Although most bee species avoid cities, there are others that occur in both urban and agricultural or natural environments, such as the mining bee “Andrena pilipe”.Although most bee species avoid cities, there are others that occur in both urban and agricultural or natural environments, such as the mining bee “Andrena pilipe”. Curro Molina

In 1993, evolutionary biologists proposed the idea of ​​the cognitive buffer. This hypothesis suggests that greater cognition protects animals from environmental changes by helping them decide where to live, what to eat, or what risks to avoid. And if one accepts that brain size is related to cognitive abilities, one can conclude that species with larger heads have greater plasticity, something that would fit into such changing environments as cities. This connection has been demonstrated in birds and mammals, particularly primates. “Especially in humans,” says Daniel Sol, researcher at the Center for Ecological Research and Forest Applications at the Autonomous University of Barcelona (CREAF/CSIC).

“This cognitive protector helps us decide what to do when faced with changes and new environments. It gives us the opportunity to choose,” explains Sol. “Humans are the best example of the cognitive buffer with which we have conquered the planet,” adds Sol, who has studied it in various animal groups, such as birds. “There are species that don’t need to change their behavior. The pigeons continue to eat in the city what they ate in the country. But others, such as herons and corvids, have changed their diet,” says Sol. “The cognitive buffer hypothesis has been demonstrated in animals that we consider to be intelligent, such as crows, parrots and primates,” adds the CREAF researcher. They are species with a relatively large brain, with a collection of neurons in the cerebral cortex (in mammals) or in the pallium (in birds). “But insect brains are very small. It was thought that they could not change complex behaviors, but a series of experiments disproved this,” concludes Sol.

“Humans are the best example of the cognitive buffer with which we have conquered the planet”

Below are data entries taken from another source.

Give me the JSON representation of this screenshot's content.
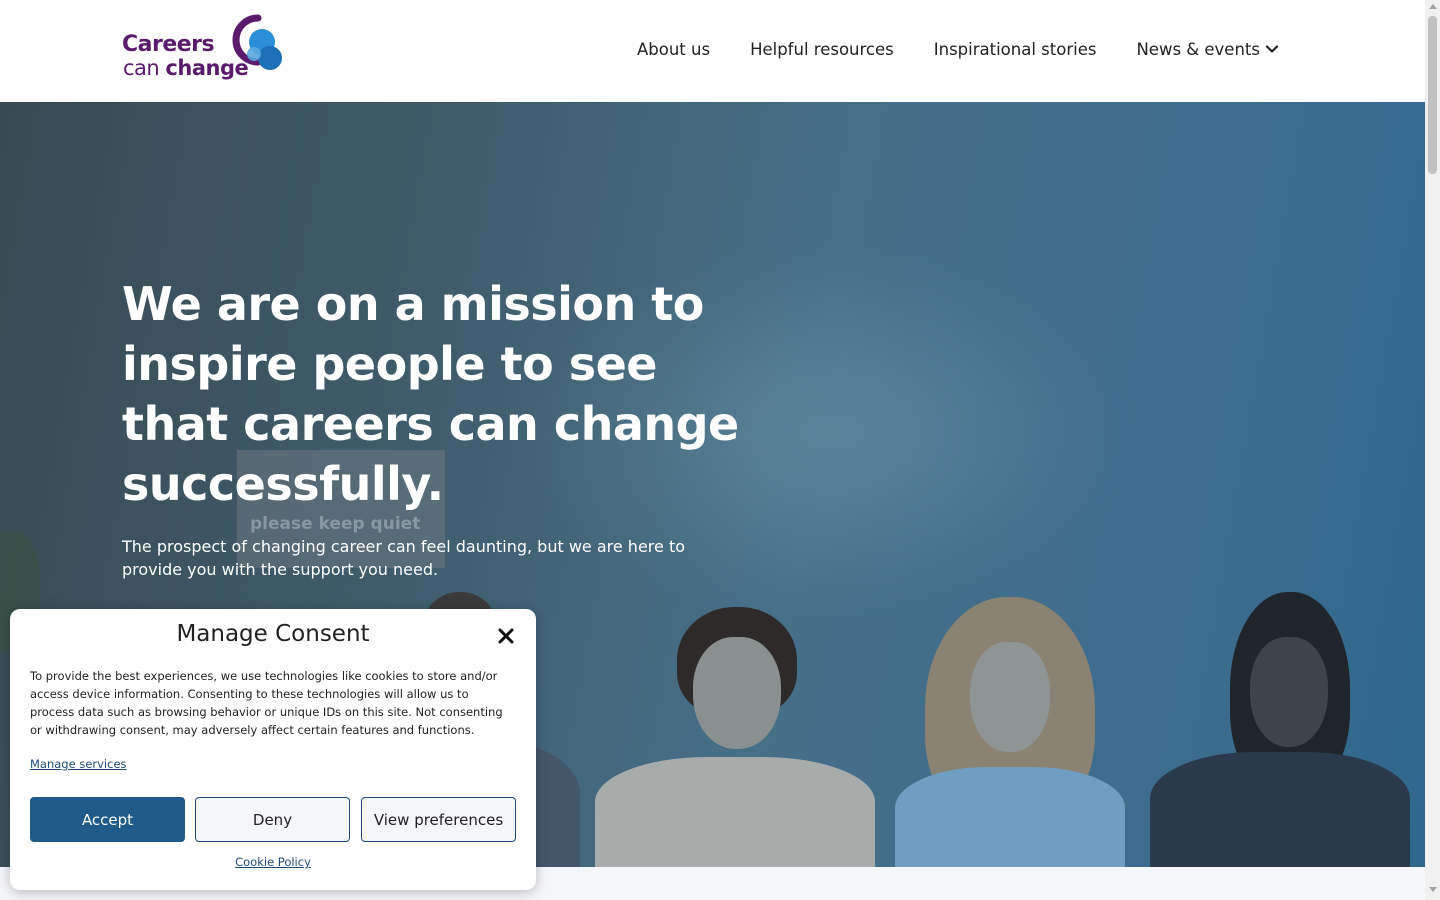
{
  "header": {
    "logo": {
      "line1": "Careers",
      "line2_prefix": "can",
      "line2_bold": "change"
    },
    "nav": [
      {
        "label": "About us"
      },
      {
        "label": "Helpful resources"
      },
      {
        "label": "Inspirational stories"
      },
      {
        "label": "News & events",
        "icon": "chevron-down-icon"
      }
    ]
  },
  "hero": {
    "title": "We are on a mission to inspire people to see that careers can change successfully.",
    "subtitle": "The prospect of changing career can feel daunting, but we are here to provide you with the support you need.",
    "background_sign_text": "please keep quiet"
  },
  "consent": {
    "title": "Manage Consent",
    "close_icon": "close-icon",
    "body": "To provide the best experiences, we use technologies like cookies to store and/or access device information. Consenting to these technologies will allow us to process data such as browsing behavior or unique IDs on this site. Not consenting or withdrawing consent, may adversely affect certain features and functions.",
    "manage_services": "Manage services",
    "accept": "Accept",
    "deny": "Deny",
    "view_preferences": "View preferences",
    "cookie_policy": "Cookie Policy"
  },
  "colors": {
    "brand_purple": "#5b1a6b",
    "brand_blue": "#2a8fd6",
    "accept_button": "#1e5a8a",
    "link": "#1e4a7a"
  }
}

Daniel Sol, researcher at the Center for Ecological Research and Forest Applications at the Autonomous University of Barcelona

In one of these experiments, some bumblebees showed that they were able to learn from others. In a study with bees that were prevented from sleeping, they observed that they showed poorer retention. In 2021, work led by Doñana Biological Station ecologist Ignasi Bartomeus confirmed that bees have the ability to learn in new environments. “It was a very simple test in which they had to remember where the sugary reward was,” says the scientist. They saw that species with larger heads were more successful. This experiment led them to wonder how bees fared in cities and discovered that the more unruly species fit in better. Bartomeus warns against going beyond the results achieved. The authors acknowledge that the work has its limitations. The first is twofold: it is believed that a larger head always means a larger brain, and that a larger brain also means larger cognitive abilities. “But intelligence is something very complex that we cannot reduce to size,” he remembers. In addition, the work is based on 89 species, of which there are about 20,000. Another caveat is that the relationship they observed (larger head means greater urbanity) could be in the opposite direction: that the challenges and opportunities presented by the city have exerted selection pressures favoring the more persistent insects.